Le conducteur impliqué, présumément au volant d'un camion circulant à grande vitesse, a pris la fuite, a précisé sur les réseaux le portail d'actualité La Tijera.
Selon plusieurs témoins, les faits se sont déroulés entre 20h00 et 21h00, et non dans la nuit comme cela avait été rapporté initialement. Bien que d'autres sources indiquent qu'il aurait pu être même un peu plus tôt.
Selon des voisins et des passants, la victime est restée allongée sur l'asphalte, recouverte d'un nylon noir et entourée de pierres et de branches de plantes, tandis que des agents de police et la Garde Opérative sécurisaient la scène.
Certains témoins relatent que, lorsqu'ils sont passés par le lieu plus tôt, l'accident n'était pas encore survenu, et que le tronçon était dans la pénombre, avec une "tremende obscurité" et sans éclairage suffisant.
D'autres ont apporté des détails sur ce qui a été trouvé sur les lieux : des effets personnels, un chapeau en yarey, des tubes de crème et des articles pour enfants.
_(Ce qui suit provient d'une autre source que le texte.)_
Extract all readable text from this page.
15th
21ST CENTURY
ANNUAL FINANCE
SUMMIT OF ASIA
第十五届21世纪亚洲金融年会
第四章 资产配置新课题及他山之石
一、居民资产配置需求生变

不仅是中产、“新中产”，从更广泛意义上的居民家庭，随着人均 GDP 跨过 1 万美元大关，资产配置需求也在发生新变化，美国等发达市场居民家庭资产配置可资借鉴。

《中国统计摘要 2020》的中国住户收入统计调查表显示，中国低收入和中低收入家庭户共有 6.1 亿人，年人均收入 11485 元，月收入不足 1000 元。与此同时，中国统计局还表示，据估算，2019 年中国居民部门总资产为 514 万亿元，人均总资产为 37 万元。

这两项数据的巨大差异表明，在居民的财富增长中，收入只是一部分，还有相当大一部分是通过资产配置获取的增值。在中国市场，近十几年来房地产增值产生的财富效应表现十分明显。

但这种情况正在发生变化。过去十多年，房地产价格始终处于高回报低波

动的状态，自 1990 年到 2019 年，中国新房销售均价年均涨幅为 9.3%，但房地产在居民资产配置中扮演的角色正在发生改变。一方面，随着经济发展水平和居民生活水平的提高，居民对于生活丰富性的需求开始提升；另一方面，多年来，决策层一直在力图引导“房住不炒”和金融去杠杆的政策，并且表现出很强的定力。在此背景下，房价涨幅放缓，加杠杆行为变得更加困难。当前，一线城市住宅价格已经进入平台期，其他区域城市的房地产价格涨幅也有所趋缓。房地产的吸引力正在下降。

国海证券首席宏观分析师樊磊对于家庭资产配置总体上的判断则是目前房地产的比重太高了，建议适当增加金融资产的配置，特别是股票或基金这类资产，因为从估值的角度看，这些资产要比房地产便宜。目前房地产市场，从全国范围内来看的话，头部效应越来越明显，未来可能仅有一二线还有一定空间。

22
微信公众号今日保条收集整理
Cela a généré des conjectures sur le fait que la victime voyageait avec quelqu'un ou transportait les affaires d'un mineur. Cependant, ce détail n'a pas pu être clarifié.
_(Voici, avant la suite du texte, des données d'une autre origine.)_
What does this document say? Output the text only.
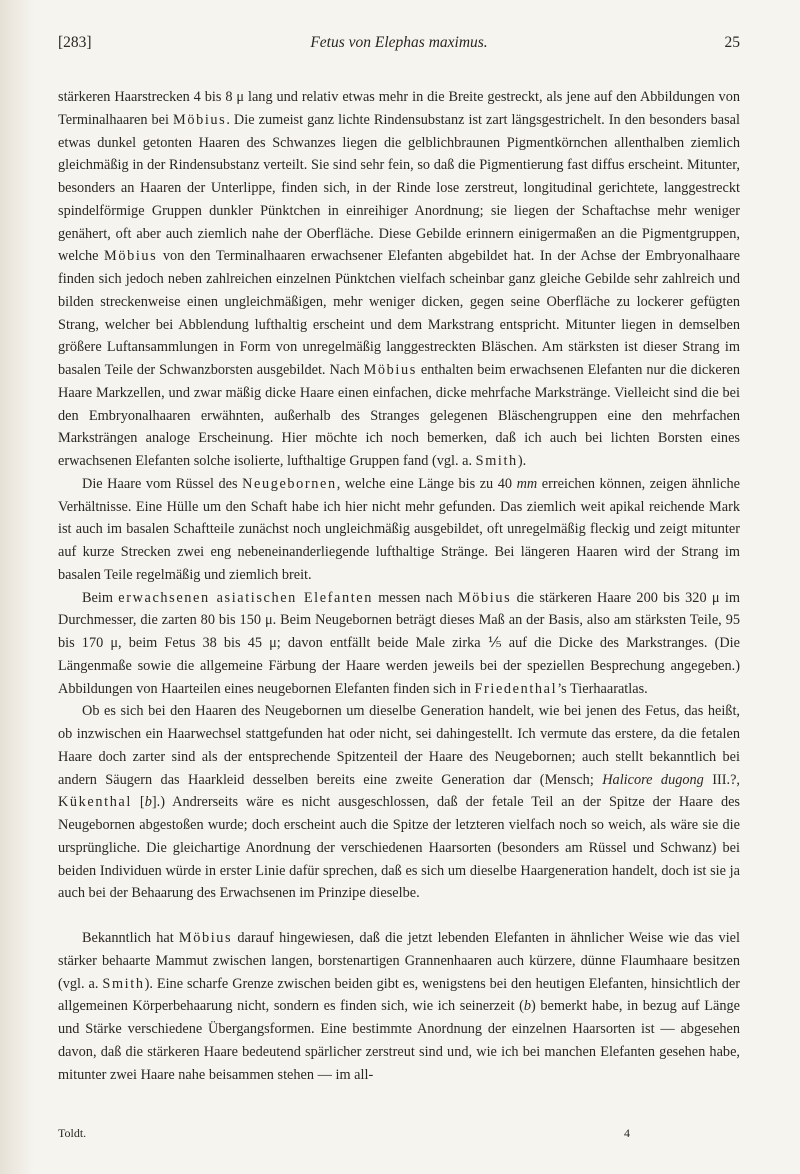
[283]	Fetus von Elephas maximus.	25

stärkeren Haarstrecken 4 bis 8 μ lang und relativ etwas mehr in die Breite gestreckt, als jene auf den Abbildungen von Terminalhaaren bei Möbius. Die zumeist ganz lichte Rindensubstanz ist zart längsgestrichelt. In den besonders basal etwas dunkel getonten Haaren des Schwanzes liegen die gelblichbraunen Pigmentkörnchen allenthalben ziemlich gleichmäßig in der Rindensubstanz verteilt. Sie sind sehr fein, so daß die Pigmentierung fast diffus erscheint. Mitunter, besonders an Haaren der Unterlippe, finden sich, in der Rinde lose zerstreut, longitudinal gerichtete, langgestreckt spindelförmige Gruppen dunkler Pünktchen in einreihiger Anordnung; sie liegen der Schaftachse mehr weniger genähert, oft aber auch ziemlich nahe der Oberfläche. Diese Gebilde erinnern einigermaßen an die Pigmentgruppen, welche Möbius von den Terminalhaaren erwachsener Elefanten abgebildet hat. In der Achse der Embryonalhaare finden sich jedoch neben zahlreichen einzelnen Pünktchen vielfach scheinbar ganz gleiche Gebilde sehr zahlreich und bilden streckenweise einen ungleichmäßigen, mehr weniger dicken, gegen seine Oberfläche zu lockerer gefügten Strang, welcher bei Abblendung lufthaltig erscheint und dem Markstrang entspricht. Mitunter liegen in demselben größere Luftansammlungen in Form von unregelmäßig langgestreckten Bläschen. Am stärksten ist dieser Strang im basalen Teile der Schwanzborsten ausgebildet. Nach Möbius enthalten beim erwachsenen Elefanten nur die dickeren Haare Markzellen, und zwar mäßig dicke Haare einen einfachen, dicke mehrfache Markstränge. Vielleicht sind die bei den Embryonalhaaren erwähnten, außerhalb des Stranges gelegenen Bläschengruppen eine den mehrfachen Marksträngen analoge Erscheinung. Hier möchte ich noch bemerken, daß ich auch bei lichten Borsten eines erwachsenen Elefanten solche isolierte, lufthaltige Gruppen fand (vgl. a. Smith).

Die Haare vom Rüssel des Neugebornen, welche eine Länge bis zu 40 mm erreichen können, zeigen ähnliche Verhältnisse. Eine Hülle um den Schaft habe ich hier nicht mehr gefunden. Das ziemlich weit apikal reichende Mark ist auch im basalen Schaftteile zunächst noch ungleichmäßig ausgebildet, oft unregelmäßig fleckig und zeigt mitunter auf kurze Strecken zwei eng nebeneinanderliegende lufthaltige Stränge. Bei längeren Haaren wird der Strang im basalen Teile regelmäßig und ziemlich breit.

Beim erwachsenen asiatischen Elefanten messen nach Möbius die stärkeren Haare 200 bis 320 μ im Durchmesser, die zarten 80 bis 150 μ. Beim Neugebornen beträgt dieses Maß an der Basis, also am stärksten Teile, 95 bis 170 μ, beim Fetus 38 bis 45 μ; davon entfällt beide Male zirka ⅕ auf die Dicke des Markstranges. (Die Längenmaße sowie die allgemeine Färbung der Haare werden jeweils bei der speziellen Besprechung angegeben.) Abbildungen von Haarteilen eines neugebornen Elefanten finden sich in Friedenthal’s Tierhaaratlas.

Ob es sich bei den Haaren des Neugebornen um dieselbe Generation handelt, wie bei jenen des Fetus, das heißt, ob inzwischen ein Haarwechsel stattgefunden hat oder nicht, sei dahingestellt. Ich vermute das erstere, da die fetalen Haare doch zarter sind als der entsprechende Spitzenteil der Haare des Neugebornen; auch stellt bekanntlich bei andern Säugern das Haarkleid desselben bereits eine zweite Generation dar (Mensch; Halicore dugong III.?, Kükenthal [b].) Andrerseits wäre es nicht ausgeschlossen, daß der fetale Teil an der Spitze der Haare des Neugebornen abgestoßen wurde; doch erscheint auch die Spitze der letzteren vielfach noch so weich, als wäre sie die ursprüngliche. Die gleichartige Anordnung der verschiedenen Haarsorten (besonders am Rüssel und Schwanz) bei beiden Individuen würde in erster Linie dafür sprechen, daß es sich um dieselbe Haargeneration handelt, doch ist sie ja auch bei der Behaarung des Erwachsenen im Prinzipe dieselbe.

Bekanntlich hat Möbius darauf hingewiesen, daß die jetzt lebenden Elefanten in ähnlicher Weise wie das viel stärker behaarte Mammut zwischen langen, borstenartigen Grannenhaaren auch kürzere, dünne Flaumhaare besitzen (vgl. a. Smith). Eine scharfe Grenze zwischen beiden gibt es, wenigstens bei den heutigen Elefanten, hinsichtlich der allgemeinen Körperbehaarung nicht, sondern es finden sich, wie ich seinerzeit (b) bemerkt habe, in bezug auf Länge und Stärke verschiedene Übergangsformen. Eine bestimmte Anordnung der einzelnen Haarsorten ist — abgesehen davon, daß die stärkeren Haare bedeutend spärlicher zerstreut sind und, wie ich bei manchen Elefanten gesehen habe, mitunter zwei Haare nahe beisammen stehen — im all-

Toldt.	4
Témoignages trouvés et débat sur les responsabilités
L'indignation générale face à la fuite du conducteur se mêle à des opinions divisées sur les causes.
Une voisine a souligné que “les camions pendant cette période estivale ont l'interdiction de circuler sur la Vía Blanca, sauf autorisation expresse”, et a dénoncé que la résolution correspondante n'est pas toujours appliquée.
D'autres, en revanche, ont suggéré que le camionneur n'a pas pu se rendre compte de l'impact, surtout si la moto était électrique et n'avait pas de feux arrière.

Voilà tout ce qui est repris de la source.